7 Temmuz 2010 Çarşamba

YAVAŞ YAVAŞ ÖLMEYİN LÜTFEN!

Hani bazen kalırsınız, tek bir söz söyleyemeyecek halde, diliniz ağzınızın içinde öylece durur, gözleriniz sabitlenir, yüzünüzde aptal bir sarkma. Olmaz mı size böyle?


Bana çok olur. Bir cümlede, ezgide, bazen bir resimde yada manzarada öylece kalırım.KAL GELDİ hali.

Dışarıdan bakan için pek komik olan bu halle ben, dün sabah kalakaldım. Şansa kimse o görüntümü görmedi:)



Bir şair varmış, evrende yaşayıp terk etmiş bedensel olarak ama binlerce insanın gönlünde yaşıyor. Adı Pablo Neruda. 1904’te Şili’de doğmuş, 1971’de Nobel Edebiyat Ödülü almış, 1973’te sonsuzluğa göçmüş. Hayatını merak edenler wikipedia’dan okuyabilirler.

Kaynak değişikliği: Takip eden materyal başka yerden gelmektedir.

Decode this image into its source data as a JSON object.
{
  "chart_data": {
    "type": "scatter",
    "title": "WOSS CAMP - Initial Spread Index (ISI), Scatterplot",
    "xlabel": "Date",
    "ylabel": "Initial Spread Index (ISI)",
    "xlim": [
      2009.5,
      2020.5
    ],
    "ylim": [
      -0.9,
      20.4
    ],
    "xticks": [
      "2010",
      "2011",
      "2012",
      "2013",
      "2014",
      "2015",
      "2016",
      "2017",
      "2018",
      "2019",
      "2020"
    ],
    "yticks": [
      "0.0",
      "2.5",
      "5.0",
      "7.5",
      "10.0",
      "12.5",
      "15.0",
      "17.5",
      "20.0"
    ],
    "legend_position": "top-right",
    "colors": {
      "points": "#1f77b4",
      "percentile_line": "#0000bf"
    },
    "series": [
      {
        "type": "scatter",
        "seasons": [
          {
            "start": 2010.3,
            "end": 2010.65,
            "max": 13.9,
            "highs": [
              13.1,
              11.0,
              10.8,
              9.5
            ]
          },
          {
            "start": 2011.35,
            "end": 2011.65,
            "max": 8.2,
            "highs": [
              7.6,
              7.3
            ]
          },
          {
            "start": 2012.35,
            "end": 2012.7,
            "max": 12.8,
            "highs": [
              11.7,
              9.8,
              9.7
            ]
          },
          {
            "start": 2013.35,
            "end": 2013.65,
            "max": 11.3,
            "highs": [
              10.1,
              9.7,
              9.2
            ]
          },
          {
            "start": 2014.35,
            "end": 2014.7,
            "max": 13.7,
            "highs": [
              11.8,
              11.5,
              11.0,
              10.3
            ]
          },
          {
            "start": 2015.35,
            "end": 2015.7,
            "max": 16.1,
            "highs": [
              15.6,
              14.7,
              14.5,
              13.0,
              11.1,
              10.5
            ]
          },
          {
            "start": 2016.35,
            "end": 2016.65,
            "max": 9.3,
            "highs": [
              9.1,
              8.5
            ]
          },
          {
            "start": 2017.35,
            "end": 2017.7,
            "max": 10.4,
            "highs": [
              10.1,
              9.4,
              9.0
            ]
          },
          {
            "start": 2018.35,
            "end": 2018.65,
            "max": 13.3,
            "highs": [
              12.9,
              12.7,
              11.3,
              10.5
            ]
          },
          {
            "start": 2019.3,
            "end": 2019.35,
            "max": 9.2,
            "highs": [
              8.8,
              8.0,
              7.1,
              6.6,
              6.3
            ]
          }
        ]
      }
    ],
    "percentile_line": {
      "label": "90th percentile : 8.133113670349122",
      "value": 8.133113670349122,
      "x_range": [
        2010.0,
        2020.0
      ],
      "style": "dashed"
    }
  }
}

Bu şahsın bir çok şiirinden bir tanesini, Facebook ortamında bizlerle paylaşmış bir dost. Bazen facebookta bunca şeyi paylaşanlara -ki buna bende dahilim.- neden yapıyoruz diye sorar oluyorum

Ama bakın ne güzel bir şey paylaşmış bu arkadaş. Sonra girdim internete ve araştırıp ucunu buldum ve blog severlerimle paylaşıyorum tabii kendi yorumumla...



Yavaş yavaş ölürler,

Seyahat etmeyenler.


Yavaş yavaş ölürler,

Okumayanlar, müzik dinlemeyenler.

Vicdanlarında hoşgörüyü barındırmayanlar.


Yavaş yavaş ölürler,

Alışkanlıklarının esiri olanlar.

Her gün aynı yolları yürüyenler.

Yürüyüş biçimini hiç değiştirmeyenler.

Giysilerinin rengini değiştirmeye yeltenmeyenler.

Tanımadıklarıyla konuşmayanlar.


Yavaş yavaş ölürler,

Tutkudan,heycanlardan ve duygulardan kaçanlar.

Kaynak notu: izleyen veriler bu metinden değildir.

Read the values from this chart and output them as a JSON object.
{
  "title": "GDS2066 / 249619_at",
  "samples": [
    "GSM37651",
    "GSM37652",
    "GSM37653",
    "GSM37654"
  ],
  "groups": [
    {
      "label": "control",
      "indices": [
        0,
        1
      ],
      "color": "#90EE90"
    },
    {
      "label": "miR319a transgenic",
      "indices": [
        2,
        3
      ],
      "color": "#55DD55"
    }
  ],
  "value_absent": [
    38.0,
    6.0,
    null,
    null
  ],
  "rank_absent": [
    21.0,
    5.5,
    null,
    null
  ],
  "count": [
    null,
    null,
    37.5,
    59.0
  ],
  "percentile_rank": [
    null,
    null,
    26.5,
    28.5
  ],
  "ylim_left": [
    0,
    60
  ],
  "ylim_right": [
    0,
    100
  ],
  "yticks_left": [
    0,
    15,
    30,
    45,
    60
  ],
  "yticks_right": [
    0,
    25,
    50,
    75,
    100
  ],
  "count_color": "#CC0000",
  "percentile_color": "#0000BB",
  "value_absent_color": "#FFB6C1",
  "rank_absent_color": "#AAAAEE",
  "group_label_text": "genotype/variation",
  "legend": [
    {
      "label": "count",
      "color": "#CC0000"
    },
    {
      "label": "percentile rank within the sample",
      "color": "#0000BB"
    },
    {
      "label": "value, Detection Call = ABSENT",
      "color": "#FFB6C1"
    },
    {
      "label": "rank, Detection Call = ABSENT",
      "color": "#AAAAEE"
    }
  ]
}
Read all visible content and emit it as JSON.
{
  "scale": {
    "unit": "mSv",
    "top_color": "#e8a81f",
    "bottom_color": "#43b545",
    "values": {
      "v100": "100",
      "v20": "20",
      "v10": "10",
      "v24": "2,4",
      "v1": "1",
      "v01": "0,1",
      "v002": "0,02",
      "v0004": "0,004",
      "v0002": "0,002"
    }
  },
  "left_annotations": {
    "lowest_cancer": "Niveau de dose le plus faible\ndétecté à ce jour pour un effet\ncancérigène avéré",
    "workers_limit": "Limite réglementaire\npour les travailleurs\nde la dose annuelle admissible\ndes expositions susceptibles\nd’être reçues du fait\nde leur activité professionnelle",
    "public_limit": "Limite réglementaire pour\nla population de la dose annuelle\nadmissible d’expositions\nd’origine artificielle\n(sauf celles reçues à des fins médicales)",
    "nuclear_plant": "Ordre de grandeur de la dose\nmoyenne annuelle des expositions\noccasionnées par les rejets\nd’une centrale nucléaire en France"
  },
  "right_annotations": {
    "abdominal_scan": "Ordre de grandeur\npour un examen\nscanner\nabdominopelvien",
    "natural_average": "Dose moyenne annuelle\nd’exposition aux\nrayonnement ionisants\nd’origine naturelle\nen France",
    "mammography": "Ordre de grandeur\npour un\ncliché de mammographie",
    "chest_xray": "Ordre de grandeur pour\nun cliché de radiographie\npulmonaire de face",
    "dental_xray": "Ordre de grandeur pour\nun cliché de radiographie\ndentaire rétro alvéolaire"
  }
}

Tamir edilen kırık kalplerin gözlerindeki pırıltıyı görmek istemekten kaçınanlar.


Yavaş yavaş ölürler,

Aşkta ve işte bedbaht olup, yön değiştirmeyenler.
Rüyalarını gerçekleştirmek için risk almayanlar.

Hayatlarında bir kez dahi mantıklı tavsiyelerin dışına çıkmamış olanlar.


Yavaş yavaş ölürler,

Özsaygılarını ağır ağır yok edenler.

Kendilerine yardım edilmesine izin vermeyenler.

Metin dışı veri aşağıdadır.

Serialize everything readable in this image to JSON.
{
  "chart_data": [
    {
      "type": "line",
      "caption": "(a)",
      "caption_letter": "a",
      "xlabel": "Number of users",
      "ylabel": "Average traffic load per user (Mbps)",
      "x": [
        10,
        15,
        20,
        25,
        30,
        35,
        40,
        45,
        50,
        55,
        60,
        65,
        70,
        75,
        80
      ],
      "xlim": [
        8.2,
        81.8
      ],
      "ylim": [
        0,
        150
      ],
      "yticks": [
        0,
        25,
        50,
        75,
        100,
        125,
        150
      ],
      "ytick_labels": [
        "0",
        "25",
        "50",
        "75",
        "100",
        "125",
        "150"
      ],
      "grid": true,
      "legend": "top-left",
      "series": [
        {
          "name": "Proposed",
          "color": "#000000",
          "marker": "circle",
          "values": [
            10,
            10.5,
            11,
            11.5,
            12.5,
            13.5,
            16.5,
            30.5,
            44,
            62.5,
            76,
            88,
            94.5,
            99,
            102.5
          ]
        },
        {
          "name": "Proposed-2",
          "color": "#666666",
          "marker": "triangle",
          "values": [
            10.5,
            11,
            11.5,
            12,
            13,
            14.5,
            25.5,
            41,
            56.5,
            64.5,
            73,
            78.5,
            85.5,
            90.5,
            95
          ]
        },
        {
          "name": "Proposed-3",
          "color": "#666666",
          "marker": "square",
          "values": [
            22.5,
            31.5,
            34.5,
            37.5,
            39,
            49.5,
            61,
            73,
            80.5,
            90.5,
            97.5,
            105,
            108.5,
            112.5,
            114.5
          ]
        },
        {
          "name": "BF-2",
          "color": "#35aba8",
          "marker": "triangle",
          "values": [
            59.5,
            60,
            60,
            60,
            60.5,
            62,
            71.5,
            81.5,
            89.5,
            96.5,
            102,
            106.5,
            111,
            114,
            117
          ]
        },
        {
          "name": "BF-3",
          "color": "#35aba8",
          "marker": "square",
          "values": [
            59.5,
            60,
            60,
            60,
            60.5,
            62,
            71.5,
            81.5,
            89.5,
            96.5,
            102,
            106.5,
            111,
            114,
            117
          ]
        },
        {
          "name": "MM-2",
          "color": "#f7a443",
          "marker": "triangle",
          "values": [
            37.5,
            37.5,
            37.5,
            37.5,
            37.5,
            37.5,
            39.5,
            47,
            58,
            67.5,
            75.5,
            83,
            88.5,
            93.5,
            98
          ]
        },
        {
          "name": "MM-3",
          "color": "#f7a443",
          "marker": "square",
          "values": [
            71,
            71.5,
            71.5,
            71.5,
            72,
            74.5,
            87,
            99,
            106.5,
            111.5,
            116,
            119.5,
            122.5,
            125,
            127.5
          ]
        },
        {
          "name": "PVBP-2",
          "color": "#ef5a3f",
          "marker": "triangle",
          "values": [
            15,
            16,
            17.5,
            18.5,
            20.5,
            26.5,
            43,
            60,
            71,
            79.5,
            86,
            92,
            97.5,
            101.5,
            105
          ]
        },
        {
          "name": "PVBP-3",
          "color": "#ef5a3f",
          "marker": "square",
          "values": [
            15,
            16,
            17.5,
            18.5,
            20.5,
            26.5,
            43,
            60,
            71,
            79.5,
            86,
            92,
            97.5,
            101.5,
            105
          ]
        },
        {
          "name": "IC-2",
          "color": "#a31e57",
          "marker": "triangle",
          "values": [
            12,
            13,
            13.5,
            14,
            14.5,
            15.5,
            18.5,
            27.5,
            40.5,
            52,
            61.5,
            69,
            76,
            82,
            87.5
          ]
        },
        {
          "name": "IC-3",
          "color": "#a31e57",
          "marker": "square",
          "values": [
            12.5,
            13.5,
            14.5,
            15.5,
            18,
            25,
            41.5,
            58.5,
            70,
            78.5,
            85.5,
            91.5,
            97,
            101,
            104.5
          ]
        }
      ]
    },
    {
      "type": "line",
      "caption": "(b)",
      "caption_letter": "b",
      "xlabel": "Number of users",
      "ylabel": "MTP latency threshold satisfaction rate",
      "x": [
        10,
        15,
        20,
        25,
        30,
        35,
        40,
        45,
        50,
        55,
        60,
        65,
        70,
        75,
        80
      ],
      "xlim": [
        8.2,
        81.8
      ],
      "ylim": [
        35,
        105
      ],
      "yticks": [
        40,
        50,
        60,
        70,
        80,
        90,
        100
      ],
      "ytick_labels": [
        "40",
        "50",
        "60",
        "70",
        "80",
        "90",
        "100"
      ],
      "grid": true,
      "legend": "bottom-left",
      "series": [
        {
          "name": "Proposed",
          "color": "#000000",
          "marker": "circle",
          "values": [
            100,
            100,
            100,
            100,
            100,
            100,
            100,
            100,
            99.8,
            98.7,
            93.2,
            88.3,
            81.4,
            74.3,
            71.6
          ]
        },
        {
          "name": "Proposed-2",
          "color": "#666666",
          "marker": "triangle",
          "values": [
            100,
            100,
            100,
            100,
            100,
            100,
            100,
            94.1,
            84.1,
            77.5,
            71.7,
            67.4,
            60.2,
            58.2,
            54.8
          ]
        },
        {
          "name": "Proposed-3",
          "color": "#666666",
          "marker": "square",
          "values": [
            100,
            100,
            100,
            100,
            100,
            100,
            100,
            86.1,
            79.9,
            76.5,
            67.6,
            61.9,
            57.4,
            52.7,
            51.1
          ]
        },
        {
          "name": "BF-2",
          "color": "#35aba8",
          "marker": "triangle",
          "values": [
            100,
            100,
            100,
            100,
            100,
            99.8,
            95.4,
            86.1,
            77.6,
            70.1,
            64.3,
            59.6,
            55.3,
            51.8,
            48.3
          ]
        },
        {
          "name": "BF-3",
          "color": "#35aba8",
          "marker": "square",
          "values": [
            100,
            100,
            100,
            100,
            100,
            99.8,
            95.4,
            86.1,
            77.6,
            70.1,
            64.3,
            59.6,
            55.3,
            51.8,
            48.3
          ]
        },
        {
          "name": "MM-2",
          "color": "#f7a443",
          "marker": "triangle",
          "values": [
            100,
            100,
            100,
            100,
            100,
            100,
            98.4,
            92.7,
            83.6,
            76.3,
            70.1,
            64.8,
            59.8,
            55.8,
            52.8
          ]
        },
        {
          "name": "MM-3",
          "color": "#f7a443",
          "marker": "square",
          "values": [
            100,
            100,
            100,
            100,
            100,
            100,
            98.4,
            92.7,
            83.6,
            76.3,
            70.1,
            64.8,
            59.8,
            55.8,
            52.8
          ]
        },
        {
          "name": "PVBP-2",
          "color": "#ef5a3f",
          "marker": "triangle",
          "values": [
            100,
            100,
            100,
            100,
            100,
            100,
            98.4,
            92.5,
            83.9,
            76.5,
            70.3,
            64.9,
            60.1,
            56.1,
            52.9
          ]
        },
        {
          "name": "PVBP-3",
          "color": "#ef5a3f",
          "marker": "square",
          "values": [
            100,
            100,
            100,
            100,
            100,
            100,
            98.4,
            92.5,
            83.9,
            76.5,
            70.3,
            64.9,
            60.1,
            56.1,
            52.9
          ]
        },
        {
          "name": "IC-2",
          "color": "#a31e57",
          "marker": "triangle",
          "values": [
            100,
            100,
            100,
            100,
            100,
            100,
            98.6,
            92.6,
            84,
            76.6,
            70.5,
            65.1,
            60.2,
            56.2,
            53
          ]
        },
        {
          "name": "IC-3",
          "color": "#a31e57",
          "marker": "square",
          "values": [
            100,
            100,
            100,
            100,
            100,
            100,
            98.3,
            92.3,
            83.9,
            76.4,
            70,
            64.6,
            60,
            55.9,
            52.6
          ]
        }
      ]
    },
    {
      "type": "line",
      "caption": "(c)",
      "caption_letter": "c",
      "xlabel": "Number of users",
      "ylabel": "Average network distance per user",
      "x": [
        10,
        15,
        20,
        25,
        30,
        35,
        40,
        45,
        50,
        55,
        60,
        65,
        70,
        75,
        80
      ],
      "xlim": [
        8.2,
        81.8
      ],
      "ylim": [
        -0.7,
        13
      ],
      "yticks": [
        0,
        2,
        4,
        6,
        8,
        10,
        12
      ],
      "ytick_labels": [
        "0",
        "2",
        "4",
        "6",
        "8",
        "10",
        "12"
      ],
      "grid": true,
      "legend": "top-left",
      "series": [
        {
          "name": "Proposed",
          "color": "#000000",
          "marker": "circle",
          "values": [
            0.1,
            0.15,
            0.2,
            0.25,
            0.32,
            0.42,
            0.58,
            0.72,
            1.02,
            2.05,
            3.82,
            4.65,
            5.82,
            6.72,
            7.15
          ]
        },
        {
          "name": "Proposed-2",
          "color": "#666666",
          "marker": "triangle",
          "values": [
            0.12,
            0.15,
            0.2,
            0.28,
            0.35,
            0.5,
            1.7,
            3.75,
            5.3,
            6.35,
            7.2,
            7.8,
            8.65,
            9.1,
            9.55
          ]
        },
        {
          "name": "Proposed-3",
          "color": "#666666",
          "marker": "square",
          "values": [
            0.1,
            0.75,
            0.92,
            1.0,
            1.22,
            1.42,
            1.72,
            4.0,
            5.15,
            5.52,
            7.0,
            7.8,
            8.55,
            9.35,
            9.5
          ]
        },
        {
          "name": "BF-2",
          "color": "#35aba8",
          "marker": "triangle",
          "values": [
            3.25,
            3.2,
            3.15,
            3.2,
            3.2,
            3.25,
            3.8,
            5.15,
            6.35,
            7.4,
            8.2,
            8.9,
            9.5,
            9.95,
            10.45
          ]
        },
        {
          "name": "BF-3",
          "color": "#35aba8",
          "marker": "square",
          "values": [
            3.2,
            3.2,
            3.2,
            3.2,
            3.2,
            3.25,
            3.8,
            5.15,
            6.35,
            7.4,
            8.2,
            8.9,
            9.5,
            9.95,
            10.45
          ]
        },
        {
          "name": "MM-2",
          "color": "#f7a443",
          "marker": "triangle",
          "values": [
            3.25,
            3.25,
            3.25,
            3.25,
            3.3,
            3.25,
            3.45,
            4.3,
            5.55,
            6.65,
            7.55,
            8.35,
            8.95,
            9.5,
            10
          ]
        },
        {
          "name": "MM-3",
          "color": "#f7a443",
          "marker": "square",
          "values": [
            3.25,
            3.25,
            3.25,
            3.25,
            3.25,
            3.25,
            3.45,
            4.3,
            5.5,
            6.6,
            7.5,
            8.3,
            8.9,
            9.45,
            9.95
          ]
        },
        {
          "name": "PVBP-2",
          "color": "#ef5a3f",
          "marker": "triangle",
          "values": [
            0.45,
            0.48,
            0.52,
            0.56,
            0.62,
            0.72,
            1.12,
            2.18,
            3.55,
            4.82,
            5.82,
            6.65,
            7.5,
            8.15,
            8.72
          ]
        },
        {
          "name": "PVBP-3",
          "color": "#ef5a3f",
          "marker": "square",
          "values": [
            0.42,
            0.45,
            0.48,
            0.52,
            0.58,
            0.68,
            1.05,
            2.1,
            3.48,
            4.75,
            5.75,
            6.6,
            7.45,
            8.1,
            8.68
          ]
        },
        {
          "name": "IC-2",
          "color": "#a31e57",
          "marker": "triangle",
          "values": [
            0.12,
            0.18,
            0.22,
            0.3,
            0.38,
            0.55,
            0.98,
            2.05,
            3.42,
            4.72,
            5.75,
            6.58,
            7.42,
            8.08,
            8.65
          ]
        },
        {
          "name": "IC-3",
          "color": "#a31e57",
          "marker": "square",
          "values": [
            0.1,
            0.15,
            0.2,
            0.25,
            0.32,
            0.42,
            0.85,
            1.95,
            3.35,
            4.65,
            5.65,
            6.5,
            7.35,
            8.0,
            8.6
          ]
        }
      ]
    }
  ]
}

Ne kadar şanssız oldukları ve sürekli yağan yağmur hakkında bütün hayatlarınca yakınanlar.

Daha bir işe koyulmadan o işten el çekenler .

Bilmedikleri şeyler hakkında soru sormayanlar, bildikleri şeyler hakkındaki soruları yanıtlamayanlar.






Deneyelim ve kaçınalım yavaş ölümlerden.

Anımsayalım her zaman,

Yaşıyor olmak, yalnızca nefes alıp vermekten çok daha büyük bir çabayı gerektirir.

Yalnızca ateşli bir sabır ulaştırır bizi muhteşem bir mutluluğun kapısına.



Nedersiniz şiirin gücü bu olsa gerek, her satırında büyük öğütler taşıyabilmek.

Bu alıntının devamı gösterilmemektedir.